Todas estas coplas dirigen sus dardos a las suegras, quienes parece que no han sabido o querido defenderse con las armas de la palabra. Pero si damos el salto al refranero comprobaremos que eso no es cierto. En efecto, junto a refranes de rancio abolengo como «Aquélla es biencasada que ni tiene suegra ni cuñada» o «Suegra, ninguna buena; hícela de azúcar y amargome; hícela de barro y descalabrome», del Vocabulario de refranes de Gonzalo Correas, damos con otros «del bando contrario»: «Arremangose mi nuera y volcó en el fuego la caldera» (Diccionario de refranes de J. Campos y A. Barella); «La nuera rogada, y la olla reposada» (Vocabulario de refranes de Correas).

No hace falta aclarar que el motivo de la disputa para la suegra suele ser la falta de diligencia de su nuera en las tareas domésticas…

Pero con los refranes también hallamos contraejemplos de lo dicho. Ya hace muchas décadas que el antropólogo Pitt Rivers explicó (no viene al caso detallarlo) la teoría de por qué para cada refrán parece existir su contrario ideológico, como «a quien madruga Dios le ayuda» frente a «no por mucho madrugar amanece más temprano». Y así es también en nuestro caso: «Los que no gozan de suegra, no gozan de cosa buena» y «La nuera rogada es bien recibida en casa» (de nuevo del Vocabulario de Correas).
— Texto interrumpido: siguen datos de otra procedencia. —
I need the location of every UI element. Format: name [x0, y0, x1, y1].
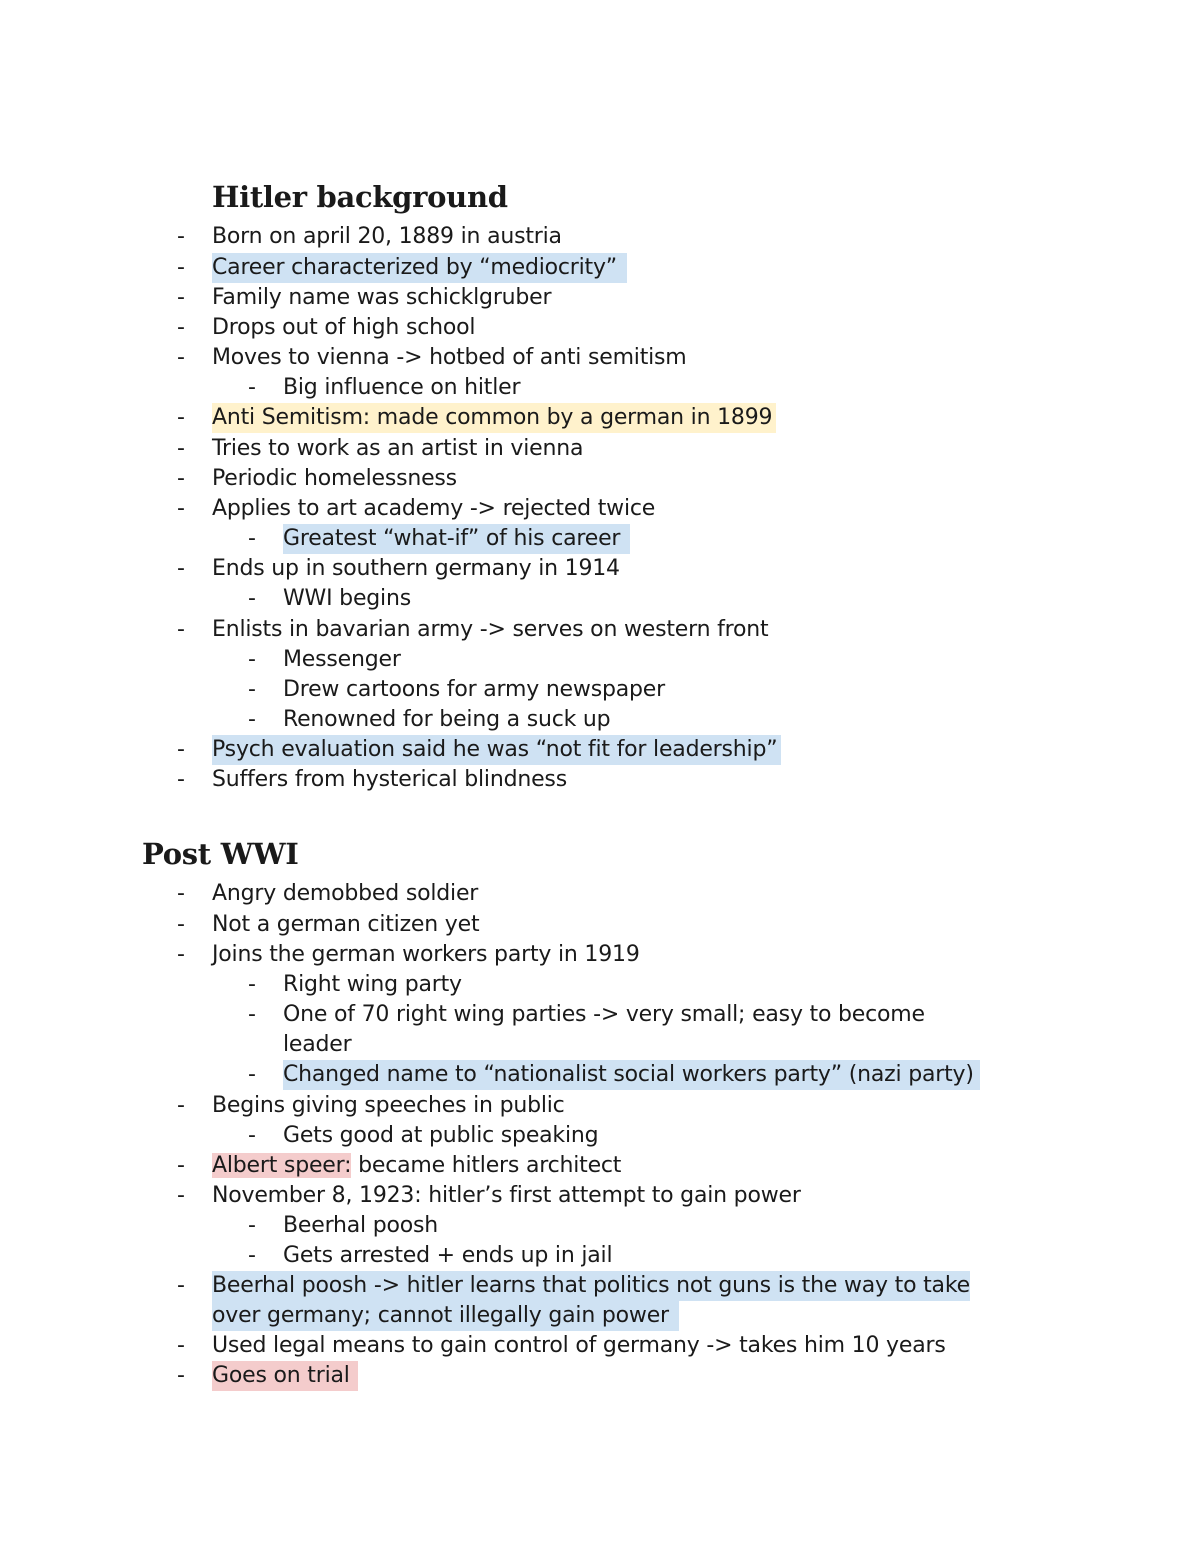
- bullet-dash: -: [248, 375, 256, 400]
- bullet-dash: -: [177, 255, 185, 280]
- bullet-dash: -: [177, 496, 185, 521]
- highlighted-text: Changed name to “nationalist social workers party” (nazi party): [283, 1060, 980, 1090]
- bullet-dash: -: [177, 767, 185, 792]
- section-heading-post-wwi: Post WWI: [142, 837, 299, 871]
- bullet-dash: -: [177, 224, 185, 249]
- bullet-dash: -: [177, 315, 185, 340]
- bullet-dash: -: [177, 1363, 185, 1388]
- highlighted-text: Beerhal poosh -> hitler learns that politics not guns is the way to take: [212, 1271, 970, 1301]
- document-page: Hitler background - Born on april 20, 1889 in austria - Career characterized by “mediocrity” - Family name was schicklgruber - Drops out of high school - Moves to vienna -> hotbed of anti semitism - Big influence on hitler - Anti Semitism: made common by a german in 1899 - Tries to work as an artist in vienna - Periodic homelessness - Applies to art academy -> rejected twice - Greatest “what-if” of his career - Ends up in southern germany in 1914 - WWI begins - Enlists in bavarian army -> serves on western front - Messenger - Drew cartoons for army newspaper - Renowned for being a suck up - Psych evaluation said he was “not fit for leadership” - Suffers from hysterical blindness Post WWI - Angry demobbed soldier - Not a german citizen yet - Joins the german workers party in 1919 - Right wing party - One of 70 right wing parties -> very small; easy to become leader - Changed name to “nationalist social workers party” (nazi party) - Begins giving speeches in public - Gets good at public speaking - Albert speer: became hitlers architect - November 8, 1923: hitler’s first attempt to gain power - Beerhal poosh - Gets arrested + ends up in jail - Beerhal poosh -> hitler learns that politics not guns is the way to take over germany; cannot illegally gain power - Used legal means to gain control of germany -> takes him 10 years - Goes on trial: [0, 0, 1200, 1553]
- bullet-dash: -: [248, 1002, 256, 1027]
- bullet-dash: -: [248, 677, 256, 702]
- bullet-dash: -: [177, 345, 185, 370]
- bullet-dash: -: [248, 1123, 256, 1148]
- bullet-dash: -: [177, 881, 185, 906]
- bullet-dash: -: [177, 1273, 185, 1298]
- bullet-dash: -: [248, 1213, 256, 1238]
- bullet-dash: -: [177, 912, 185, 937]
- bullet-dash: -: [177, 1093, 185, 1118]
- bullet-dash: -: [177, 556, 185, 581]
- bullet-dash: -: [248, 972, 256, 997]
- bullet-dash: -: [177, 285, 185, 310]
- bullet-dash: -: [177, 737, 185, 762]
- bullet-dash: -: [177, 405, 185, 430]
- bullet-dash: -: [177, 942, 185, 967]
- bullet-dash: -: [177, 1183, 185, 1208]
- section-heading-hitler-background: Hitler background: [212, 180, 508, 214]
- highlighted-text: Anti Semitism: made common by a german in 1899: [212, 403, 776, 433]
- bullet-dash: -: [177, 466, 185, 491]
- highlighted-text: Psych evaluation said he was “not fit for leadership”: [212, 735, 781, 765]
- bullet-dash: -: [248, 1243, 256, 1268]
- bullet-dash: -: [248, 707, 256, 732]
- bullet-dash: -: [248, 586, 256, 611]
- bullet-dash: -: [248, 647, 256, 672]
- list-item-continuation: leader: [283, 1032, 352, 1057]
- highlighted-text: Greatest “what-if” of his career: [283, 524, 630, 554]
- highlighted-text-continuation: over germany; cannot illegally gain power: [212, 1301, 679, 1331]
- highlighted-text: Albert speer:: [212, 1153, 352, 1178]
- bullet-dash: -: [177, 1333, 185, 1358]
- bullet-dash: -: [177, 436, 185, 461]
- bullet-dash: -: [248, 526, 256, 551]
- highlighted-text: Career characterized by “mediocrity”: [212, 253, 627, 283]
- bullet-dash: -: [177, 1153, 185, 1178]
- bullet-dash: -: [248, 1062, 256, 1087]
- highlighted-text: Goes on trial: [212, 1361, 358, 1391]
- bullet-dash: -: [177, 617, 185, 642]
Y con esa magistral concisión con la que nuestros refranes sugieren toda una historieta o una anécdota precedente, muchas generaciones castellanas, al ver el conflicto desde fuera, concluyeron: «La nuera por la suegra, cagáronse en la puerta» (Correas).

Hasta aquí, las risas. Dejo para dentro de unos días las narraciones violentas y trepidantes del romancero hispánico, al que los choques entre nueras y suegras le resultan tan fascinantes como a mí. Y para los que hoy burlan confiados con estas chanzas, sírvales de advertencia la que recopila Jesús Cantera en el Diccionario del refranero sefardí:

Nuera fuites, suegra serás; lo que ficiste te farán.